Gareth released Falconer’s arm and used his handkerchief to wipe his face. “I see my daughter was right.”
“Sir?”
He needed both hands to push himself up from his chair. He nodded his thanks when Falconer rose and took his arm. Gareth said, “We shall begin preparing for our departure this very day.”
Chapter 9
The day after they brought her home, Serafina awoke to discover the devastating chill had reached from her heart into her bones.
A guard was now stationed outside her door. She saw him glance inside every time the door was open. Sometimes it was a footman, sometimes a maid, occasionally someone she did not recognize. Serafina never saw Carla again. It hardly mattered. Her parents visited her several times that day, and the next. They raged with her at first, then simply ordered her to talk. But what was there to say? Every time she spoke Luca’s name, they flew into a new fury. And there was nothing else Serafina wished to say.
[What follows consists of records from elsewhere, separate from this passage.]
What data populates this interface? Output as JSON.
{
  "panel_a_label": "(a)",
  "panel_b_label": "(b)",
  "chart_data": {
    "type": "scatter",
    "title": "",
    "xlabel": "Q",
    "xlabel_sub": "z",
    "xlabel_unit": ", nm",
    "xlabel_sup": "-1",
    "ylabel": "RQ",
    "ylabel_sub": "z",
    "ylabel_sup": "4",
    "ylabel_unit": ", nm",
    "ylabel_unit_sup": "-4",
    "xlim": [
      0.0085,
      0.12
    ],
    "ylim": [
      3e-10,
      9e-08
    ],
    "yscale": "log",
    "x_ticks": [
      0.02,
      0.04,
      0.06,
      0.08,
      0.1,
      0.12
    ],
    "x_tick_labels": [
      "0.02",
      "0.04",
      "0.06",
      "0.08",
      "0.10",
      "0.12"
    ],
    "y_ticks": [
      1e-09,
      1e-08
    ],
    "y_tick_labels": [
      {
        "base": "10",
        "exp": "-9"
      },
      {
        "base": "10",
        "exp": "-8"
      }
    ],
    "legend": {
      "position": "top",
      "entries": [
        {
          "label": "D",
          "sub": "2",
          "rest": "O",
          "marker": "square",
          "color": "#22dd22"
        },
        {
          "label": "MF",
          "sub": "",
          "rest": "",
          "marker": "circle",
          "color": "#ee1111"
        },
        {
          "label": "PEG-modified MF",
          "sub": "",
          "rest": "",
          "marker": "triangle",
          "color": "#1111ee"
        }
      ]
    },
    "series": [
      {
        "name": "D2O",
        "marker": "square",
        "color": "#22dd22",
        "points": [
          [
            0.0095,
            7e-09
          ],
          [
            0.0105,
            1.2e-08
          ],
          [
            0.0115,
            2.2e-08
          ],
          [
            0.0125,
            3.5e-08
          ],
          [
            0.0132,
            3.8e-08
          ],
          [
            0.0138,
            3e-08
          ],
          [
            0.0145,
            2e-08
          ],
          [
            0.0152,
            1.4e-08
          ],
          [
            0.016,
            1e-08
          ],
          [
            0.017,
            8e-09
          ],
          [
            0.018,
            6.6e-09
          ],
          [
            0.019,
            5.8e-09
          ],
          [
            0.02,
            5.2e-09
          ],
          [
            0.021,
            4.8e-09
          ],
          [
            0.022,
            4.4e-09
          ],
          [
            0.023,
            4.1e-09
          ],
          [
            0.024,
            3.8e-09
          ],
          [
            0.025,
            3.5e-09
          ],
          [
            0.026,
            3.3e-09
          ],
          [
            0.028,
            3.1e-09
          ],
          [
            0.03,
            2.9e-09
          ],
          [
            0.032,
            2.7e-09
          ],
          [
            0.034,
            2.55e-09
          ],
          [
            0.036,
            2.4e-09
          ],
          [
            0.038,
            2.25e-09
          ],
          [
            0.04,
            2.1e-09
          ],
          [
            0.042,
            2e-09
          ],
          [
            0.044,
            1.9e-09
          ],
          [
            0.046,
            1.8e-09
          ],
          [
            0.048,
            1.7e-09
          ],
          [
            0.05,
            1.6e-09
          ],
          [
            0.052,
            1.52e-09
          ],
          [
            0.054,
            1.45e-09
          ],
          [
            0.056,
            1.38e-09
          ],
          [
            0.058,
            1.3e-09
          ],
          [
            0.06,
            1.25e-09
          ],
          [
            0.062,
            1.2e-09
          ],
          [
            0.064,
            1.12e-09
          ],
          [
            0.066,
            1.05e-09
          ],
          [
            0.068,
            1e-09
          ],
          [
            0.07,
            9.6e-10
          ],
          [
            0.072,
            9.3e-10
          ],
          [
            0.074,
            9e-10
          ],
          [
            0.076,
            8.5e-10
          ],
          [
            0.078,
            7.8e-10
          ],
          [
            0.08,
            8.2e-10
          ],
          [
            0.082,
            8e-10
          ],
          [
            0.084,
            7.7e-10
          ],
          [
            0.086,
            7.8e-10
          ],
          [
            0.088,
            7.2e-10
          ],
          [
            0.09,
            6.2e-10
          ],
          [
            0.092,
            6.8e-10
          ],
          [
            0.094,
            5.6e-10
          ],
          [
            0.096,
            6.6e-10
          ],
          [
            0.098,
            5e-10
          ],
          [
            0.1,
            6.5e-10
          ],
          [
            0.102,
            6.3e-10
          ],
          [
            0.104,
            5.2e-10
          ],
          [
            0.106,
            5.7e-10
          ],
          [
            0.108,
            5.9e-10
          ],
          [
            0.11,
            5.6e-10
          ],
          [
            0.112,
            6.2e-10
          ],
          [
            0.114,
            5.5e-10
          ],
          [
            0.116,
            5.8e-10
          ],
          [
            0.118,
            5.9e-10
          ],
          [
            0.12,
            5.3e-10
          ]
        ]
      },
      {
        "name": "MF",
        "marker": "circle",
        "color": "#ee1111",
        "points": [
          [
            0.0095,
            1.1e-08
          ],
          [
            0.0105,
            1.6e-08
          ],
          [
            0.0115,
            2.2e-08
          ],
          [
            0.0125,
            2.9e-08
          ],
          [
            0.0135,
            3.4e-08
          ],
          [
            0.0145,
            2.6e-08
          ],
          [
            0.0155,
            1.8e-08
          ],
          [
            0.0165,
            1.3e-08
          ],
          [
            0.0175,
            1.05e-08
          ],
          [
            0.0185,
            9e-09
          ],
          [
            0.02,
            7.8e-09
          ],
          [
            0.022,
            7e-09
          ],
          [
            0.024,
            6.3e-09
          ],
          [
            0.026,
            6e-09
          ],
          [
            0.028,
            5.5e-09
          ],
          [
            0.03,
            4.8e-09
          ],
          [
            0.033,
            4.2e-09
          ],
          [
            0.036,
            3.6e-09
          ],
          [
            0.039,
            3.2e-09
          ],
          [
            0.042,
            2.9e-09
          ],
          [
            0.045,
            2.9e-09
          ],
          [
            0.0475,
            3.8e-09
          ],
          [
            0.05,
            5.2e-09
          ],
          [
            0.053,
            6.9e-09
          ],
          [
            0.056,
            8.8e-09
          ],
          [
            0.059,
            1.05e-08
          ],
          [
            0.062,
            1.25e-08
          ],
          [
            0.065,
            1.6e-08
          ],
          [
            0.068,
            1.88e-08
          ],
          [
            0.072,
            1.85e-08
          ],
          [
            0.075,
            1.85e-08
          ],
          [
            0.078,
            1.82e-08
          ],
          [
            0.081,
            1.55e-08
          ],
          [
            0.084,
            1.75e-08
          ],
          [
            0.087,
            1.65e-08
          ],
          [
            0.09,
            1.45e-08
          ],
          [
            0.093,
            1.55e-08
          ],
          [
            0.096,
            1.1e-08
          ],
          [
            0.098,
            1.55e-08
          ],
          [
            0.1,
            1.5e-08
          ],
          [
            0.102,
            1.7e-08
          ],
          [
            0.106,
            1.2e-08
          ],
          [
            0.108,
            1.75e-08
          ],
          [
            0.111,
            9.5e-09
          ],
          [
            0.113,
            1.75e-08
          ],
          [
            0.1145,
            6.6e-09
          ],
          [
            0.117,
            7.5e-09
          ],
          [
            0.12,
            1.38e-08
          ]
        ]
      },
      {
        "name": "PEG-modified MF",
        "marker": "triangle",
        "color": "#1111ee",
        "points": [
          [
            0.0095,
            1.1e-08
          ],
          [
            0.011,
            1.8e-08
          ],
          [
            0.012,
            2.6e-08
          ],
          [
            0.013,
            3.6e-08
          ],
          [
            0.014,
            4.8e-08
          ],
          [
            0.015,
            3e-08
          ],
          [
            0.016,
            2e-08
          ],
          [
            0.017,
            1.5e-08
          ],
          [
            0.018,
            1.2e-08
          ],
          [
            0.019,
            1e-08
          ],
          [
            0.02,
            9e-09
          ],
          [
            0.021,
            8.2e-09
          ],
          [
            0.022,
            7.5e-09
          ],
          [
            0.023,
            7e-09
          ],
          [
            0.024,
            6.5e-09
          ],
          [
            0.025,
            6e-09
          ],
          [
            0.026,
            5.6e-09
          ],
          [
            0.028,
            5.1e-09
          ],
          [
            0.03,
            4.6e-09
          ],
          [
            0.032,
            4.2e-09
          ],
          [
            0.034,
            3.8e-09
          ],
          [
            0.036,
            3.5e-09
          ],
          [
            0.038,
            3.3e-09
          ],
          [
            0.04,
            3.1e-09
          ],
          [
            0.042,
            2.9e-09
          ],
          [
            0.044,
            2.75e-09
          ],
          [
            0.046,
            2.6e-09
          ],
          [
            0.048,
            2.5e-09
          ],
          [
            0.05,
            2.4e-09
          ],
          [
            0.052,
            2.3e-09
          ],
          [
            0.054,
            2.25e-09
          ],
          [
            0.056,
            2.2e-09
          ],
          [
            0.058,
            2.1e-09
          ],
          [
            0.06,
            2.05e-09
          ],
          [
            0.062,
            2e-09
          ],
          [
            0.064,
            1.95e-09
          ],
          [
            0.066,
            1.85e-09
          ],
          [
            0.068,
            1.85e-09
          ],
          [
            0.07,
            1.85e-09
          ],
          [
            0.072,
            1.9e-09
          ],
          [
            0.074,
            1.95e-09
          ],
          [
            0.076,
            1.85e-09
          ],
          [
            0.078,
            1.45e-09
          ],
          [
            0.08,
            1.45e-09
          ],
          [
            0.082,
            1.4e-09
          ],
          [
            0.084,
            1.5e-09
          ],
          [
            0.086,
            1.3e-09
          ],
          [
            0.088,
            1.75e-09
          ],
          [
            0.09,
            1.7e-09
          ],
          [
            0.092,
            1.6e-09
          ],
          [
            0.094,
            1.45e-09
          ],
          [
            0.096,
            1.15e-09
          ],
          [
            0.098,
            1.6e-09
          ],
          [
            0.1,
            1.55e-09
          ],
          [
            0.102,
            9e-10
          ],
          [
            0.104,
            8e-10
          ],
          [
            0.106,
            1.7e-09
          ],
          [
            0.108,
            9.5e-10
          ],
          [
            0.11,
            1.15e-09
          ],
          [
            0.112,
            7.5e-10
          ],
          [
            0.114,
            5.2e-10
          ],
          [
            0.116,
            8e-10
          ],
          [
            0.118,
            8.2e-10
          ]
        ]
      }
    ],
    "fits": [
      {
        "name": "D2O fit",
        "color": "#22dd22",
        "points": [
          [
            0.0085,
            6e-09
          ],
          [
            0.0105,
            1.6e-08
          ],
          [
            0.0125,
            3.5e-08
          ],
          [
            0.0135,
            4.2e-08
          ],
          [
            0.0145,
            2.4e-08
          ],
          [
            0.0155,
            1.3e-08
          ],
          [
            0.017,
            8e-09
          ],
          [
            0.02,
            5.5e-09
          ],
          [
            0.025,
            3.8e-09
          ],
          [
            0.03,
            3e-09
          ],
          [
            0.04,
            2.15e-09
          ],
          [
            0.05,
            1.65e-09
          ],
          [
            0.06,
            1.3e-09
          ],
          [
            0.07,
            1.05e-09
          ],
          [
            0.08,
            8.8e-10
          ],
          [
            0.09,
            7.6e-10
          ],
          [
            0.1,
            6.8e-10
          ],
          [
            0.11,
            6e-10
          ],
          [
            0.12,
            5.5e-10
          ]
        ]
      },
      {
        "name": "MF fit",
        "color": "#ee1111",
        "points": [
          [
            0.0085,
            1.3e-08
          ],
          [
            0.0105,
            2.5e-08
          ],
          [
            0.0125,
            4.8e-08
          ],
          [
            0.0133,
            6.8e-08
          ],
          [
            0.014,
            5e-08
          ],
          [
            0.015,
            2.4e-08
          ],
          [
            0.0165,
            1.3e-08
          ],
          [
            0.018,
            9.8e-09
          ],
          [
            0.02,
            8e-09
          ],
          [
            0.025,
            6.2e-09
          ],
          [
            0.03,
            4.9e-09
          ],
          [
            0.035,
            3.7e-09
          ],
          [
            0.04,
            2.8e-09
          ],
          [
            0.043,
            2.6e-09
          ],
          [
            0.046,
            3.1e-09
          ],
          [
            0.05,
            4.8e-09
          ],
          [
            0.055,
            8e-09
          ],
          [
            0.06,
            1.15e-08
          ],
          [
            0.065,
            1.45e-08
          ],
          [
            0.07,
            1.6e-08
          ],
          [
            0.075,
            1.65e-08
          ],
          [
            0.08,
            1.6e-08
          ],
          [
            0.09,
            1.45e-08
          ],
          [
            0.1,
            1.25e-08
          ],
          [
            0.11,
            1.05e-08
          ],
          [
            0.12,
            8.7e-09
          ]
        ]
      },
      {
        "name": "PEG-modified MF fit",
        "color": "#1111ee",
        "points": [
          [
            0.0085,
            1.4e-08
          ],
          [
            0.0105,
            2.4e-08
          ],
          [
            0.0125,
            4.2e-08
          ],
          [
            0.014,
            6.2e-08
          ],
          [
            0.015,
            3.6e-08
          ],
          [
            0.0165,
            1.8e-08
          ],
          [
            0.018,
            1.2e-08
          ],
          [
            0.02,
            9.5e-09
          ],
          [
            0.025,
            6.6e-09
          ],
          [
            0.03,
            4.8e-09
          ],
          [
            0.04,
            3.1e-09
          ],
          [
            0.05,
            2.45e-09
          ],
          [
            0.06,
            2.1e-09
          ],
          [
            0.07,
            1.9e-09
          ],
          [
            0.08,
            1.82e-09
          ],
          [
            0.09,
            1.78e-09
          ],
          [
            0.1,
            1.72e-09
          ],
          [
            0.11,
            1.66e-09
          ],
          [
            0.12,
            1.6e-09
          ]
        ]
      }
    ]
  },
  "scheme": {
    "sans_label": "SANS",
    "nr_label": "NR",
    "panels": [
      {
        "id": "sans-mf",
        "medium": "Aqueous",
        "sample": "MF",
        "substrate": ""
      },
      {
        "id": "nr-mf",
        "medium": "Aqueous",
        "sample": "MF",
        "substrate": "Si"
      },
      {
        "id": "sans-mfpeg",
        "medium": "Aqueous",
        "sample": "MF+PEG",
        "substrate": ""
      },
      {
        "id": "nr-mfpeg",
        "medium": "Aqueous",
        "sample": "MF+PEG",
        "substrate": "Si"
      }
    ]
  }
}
She stopped eating. Food held no interest. Her body felt disconnected. The hours came and went in slatted patterns of sunlight across her floor. The gloom brightened and then dispelled. The second day of her fever, Serafina heard a musical patter upon the balcony. At first she thought it was Luca’s step. But then she realized that it was just a summer storm. The sky could cry for her as she gave in to what she hoped would be her final illness.
The fever ravaged her, and time lost all meaning. Her mother’s voice became a litany of worry. Her father came and went, moving about like a shadow. Doctors were vague shapes who probed and then softly spoke a variety of somber observations. Serafina lost the ability to focus, or perhaps simply the will. Occasionally she would weakly call for Luca, a dim echo of the keening cry in her heart. If her father was in the room, he would storm about. Sometimes her mother wept.
But Luca never answered.
One afternoon she awoke to discover a stranger in her room. Serafina knew it was not her mother because the hair spilling down the back of the stranger’s dress was dark. Thestranger turned around. Serafina realized it was her half sister. Gabriella moved about the room on silent feet, studying everything with an intent and satisfied air.
Serafina must have made a small sound, because Gabriella turned toward the bed. “You’re awake. I’m so pleased.”
Serafina had been very young when she had first realized that Gabriella genuinely detested her. The other sisters had certainly been cold to her. But Gabriella’s taunts had held a different air even then. Now she wore the expression Serafina had come to fear as a little girl.
“I thought you should know,” Gabriella said. “Father is going away. And he is taking your mother with him when he goes.”
Serafina was so weak she could not move, nor did she care to. But her thoughts were clear for the first time in days, and she realized the fever had left her. But she had no interest in speaking.
“Away, yes. Far away,” Gabriella taunted. “To America. Father has some secret mission he must perform for the merchant council. They were supposed to have already departed. But they couldn’t, you see. Not with you causing this terrible stir. But now the merchant council has said Father cannot wait any longer. The work has become very urgent.